Allied critics have claimed that the attack constituted a war crime which had no strategic aim since Germany was already close to defeat and the targets were civilian rather than military.

Now, five years of research by a team of historians from the Dresden Historians’ Commission has confirmed that 25,000 died in the celebrated Baroque city.
The team reviewed records from city archives, cemeteries, official registries and courts and compared them to published reports and witness accounts.
Their study also shows fewer refugees fleeing the Eastern Front were killed in the bombing than previously thought, and dismissed claims that many of the victims' bodies were never recovered.
The historians said their findings would have far-reaching implications for how people saw the final chapter of the war and the role of the Germans.
But some were quick to condemn the findings. Within an hour of their publication, 150 protesters had marched on Dresden town hall and Ralf Lunau, the city’s cultural commissioner, announced that: “This has not ended the debate at all.”

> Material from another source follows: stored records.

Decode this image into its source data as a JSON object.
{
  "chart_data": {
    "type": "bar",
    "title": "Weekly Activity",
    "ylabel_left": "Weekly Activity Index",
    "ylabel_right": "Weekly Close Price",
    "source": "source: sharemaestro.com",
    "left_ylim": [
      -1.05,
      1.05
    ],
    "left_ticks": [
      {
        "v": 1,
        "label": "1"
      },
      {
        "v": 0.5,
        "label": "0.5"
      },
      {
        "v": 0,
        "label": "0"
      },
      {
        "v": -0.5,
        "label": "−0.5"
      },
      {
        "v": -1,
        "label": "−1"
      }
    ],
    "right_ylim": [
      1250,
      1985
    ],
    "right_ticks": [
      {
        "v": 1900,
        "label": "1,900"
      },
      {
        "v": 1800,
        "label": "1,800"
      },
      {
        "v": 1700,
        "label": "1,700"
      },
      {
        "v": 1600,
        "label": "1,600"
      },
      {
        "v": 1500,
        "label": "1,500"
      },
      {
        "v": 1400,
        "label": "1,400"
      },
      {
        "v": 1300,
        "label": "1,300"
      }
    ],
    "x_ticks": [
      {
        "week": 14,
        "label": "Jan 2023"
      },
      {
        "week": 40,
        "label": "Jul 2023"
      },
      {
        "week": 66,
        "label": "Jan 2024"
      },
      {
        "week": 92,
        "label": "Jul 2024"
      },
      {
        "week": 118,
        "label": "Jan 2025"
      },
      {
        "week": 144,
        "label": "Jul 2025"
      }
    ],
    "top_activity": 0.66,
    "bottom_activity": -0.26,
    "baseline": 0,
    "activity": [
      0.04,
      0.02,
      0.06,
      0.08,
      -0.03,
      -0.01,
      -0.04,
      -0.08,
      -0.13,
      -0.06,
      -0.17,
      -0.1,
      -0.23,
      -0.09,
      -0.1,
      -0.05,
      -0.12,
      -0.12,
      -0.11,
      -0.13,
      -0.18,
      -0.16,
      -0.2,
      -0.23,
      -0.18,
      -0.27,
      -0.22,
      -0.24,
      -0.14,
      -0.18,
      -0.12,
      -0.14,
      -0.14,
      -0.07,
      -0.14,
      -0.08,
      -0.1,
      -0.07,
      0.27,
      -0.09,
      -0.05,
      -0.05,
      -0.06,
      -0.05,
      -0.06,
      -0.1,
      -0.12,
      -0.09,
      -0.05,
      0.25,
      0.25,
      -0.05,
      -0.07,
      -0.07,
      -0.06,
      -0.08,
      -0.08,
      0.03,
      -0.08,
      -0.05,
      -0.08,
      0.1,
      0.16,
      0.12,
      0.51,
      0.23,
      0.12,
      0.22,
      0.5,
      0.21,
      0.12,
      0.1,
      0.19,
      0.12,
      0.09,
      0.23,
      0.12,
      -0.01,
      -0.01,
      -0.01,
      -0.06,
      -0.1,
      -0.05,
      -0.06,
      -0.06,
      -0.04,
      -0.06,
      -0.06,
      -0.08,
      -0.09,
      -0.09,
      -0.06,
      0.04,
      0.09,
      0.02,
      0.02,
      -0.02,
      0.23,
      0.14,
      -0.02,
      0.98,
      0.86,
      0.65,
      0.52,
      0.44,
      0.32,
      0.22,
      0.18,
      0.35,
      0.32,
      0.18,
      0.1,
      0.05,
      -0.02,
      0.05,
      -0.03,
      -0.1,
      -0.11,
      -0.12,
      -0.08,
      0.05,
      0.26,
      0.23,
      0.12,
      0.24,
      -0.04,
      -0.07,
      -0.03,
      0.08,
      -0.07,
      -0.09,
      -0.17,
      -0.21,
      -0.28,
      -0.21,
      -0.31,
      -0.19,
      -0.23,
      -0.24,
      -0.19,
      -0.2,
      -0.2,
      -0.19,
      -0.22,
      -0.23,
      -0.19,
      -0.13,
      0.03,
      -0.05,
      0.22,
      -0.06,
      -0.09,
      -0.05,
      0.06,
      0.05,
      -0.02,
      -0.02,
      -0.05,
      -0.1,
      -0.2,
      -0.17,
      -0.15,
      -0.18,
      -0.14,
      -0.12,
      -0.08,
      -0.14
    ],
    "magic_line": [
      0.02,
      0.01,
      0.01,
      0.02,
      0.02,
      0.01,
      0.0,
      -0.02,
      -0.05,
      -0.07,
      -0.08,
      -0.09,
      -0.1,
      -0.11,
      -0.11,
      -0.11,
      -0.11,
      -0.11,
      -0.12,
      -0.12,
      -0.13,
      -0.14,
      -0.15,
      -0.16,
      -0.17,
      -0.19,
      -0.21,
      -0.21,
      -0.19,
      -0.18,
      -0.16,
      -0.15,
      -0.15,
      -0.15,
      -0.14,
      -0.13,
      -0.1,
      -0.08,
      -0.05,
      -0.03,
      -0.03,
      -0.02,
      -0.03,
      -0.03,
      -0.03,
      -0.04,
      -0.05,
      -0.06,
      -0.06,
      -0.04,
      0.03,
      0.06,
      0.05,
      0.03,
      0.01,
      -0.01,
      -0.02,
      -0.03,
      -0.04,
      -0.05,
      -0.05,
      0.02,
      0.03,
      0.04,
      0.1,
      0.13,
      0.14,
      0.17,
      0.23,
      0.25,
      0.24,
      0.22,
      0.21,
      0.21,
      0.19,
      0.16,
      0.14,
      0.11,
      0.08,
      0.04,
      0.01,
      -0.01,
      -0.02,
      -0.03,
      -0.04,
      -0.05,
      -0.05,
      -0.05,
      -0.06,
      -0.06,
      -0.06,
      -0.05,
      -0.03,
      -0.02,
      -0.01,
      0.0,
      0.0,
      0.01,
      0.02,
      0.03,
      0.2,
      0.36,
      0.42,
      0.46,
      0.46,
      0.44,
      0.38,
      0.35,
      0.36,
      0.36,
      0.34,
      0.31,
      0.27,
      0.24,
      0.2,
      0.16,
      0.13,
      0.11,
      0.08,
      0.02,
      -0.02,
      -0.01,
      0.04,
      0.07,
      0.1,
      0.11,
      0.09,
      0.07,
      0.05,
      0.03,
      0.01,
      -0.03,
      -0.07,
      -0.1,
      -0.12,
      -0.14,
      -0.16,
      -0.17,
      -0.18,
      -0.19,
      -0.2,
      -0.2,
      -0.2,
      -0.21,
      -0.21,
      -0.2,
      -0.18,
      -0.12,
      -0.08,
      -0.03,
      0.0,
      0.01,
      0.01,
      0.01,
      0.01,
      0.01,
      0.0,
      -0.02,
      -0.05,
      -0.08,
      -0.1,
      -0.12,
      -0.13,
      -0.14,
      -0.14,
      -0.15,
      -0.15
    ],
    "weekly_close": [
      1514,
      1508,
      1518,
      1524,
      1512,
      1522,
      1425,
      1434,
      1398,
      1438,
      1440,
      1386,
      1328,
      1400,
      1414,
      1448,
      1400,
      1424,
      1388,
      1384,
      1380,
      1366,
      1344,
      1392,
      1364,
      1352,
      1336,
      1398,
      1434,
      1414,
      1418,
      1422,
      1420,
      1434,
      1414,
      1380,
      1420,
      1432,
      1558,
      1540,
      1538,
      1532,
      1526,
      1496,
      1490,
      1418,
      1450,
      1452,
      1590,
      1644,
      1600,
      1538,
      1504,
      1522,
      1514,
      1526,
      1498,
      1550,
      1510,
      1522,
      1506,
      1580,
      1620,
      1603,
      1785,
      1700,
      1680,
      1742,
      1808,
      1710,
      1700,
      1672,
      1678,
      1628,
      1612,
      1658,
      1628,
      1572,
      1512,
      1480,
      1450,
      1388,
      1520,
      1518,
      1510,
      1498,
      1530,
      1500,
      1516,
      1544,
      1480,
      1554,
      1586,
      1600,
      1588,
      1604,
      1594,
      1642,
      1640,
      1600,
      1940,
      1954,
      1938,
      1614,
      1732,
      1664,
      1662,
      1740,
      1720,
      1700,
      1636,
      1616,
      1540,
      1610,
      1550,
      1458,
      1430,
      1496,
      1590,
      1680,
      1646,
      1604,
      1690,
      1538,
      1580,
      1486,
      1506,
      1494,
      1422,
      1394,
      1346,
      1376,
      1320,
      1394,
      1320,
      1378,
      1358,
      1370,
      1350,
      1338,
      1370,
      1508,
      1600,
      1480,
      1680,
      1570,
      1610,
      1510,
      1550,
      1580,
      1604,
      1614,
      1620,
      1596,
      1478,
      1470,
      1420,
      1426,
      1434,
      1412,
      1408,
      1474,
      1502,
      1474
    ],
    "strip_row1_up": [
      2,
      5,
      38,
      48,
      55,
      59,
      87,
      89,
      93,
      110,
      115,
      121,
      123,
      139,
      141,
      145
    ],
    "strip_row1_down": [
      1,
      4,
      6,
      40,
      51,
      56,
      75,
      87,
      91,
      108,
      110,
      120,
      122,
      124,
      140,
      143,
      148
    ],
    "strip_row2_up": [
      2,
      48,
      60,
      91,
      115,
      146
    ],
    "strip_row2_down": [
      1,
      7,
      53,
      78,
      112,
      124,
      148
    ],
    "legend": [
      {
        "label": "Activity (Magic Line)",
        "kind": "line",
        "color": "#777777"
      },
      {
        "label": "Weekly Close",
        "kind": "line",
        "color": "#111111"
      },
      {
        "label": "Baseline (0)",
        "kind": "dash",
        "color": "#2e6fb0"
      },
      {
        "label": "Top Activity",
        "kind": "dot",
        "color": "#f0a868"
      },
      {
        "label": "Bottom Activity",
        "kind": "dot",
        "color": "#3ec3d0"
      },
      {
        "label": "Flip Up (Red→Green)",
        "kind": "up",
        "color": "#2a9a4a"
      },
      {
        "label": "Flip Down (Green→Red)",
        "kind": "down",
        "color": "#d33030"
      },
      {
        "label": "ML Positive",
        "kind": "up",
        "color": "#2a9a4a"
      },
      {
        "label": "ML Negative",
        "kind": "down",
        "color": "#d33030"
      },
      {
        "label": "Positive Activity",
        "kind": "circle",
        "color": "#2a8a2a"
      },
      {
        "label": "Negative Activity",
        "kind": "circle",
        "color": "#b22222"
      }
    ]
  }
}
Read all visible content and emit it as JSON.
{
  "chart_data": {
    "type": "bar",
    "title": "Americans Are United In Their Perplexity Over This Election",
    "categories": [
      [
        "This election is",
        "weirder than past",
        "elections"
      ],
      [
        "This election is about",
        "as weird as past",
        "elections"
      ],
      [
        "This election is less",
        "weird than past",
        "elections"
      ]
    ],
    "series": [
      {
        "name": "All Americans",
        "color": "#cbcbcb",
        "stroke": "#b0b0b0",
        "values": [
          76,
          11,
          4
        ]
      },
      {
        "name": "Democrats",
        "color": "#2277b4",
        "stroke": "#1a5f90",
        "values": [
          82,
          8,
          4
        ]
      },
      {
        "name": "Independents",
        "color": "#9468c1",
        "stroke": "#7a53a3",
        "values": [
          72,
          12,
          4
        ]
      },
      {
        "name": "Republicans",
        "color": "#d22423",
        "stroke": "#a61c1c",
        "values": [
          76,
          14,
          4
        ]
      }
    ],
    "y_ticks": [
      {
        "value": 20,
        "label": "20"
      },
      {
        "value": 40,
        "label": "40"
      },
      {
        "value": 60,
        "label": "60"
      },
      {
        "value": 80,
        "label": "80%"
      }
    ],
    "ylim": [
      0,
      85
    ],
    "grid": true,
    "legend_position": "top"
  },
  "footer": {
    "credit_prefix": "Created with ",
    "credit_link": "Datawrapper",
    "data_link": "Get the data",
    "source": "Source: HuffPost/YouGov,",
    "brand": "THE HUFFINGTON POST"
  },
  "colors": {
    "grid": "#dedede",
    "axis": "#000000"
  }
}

Among those who claimed Dresden was a war crime was controversial British historian David Irvine. In his 1963 book, The Destruction of Dresden, he cited figures in a Nazi document reporting that 202,400 people had perished.
According to Frederick Taylor, another historian cited by The Times, the Nazis had simply added an extra '0' to the total.
The bombing has long been a cause of Anglo-German tensions and when the Queen visited the city in 1992, eggs were thrown at her by protesters demanding an apology.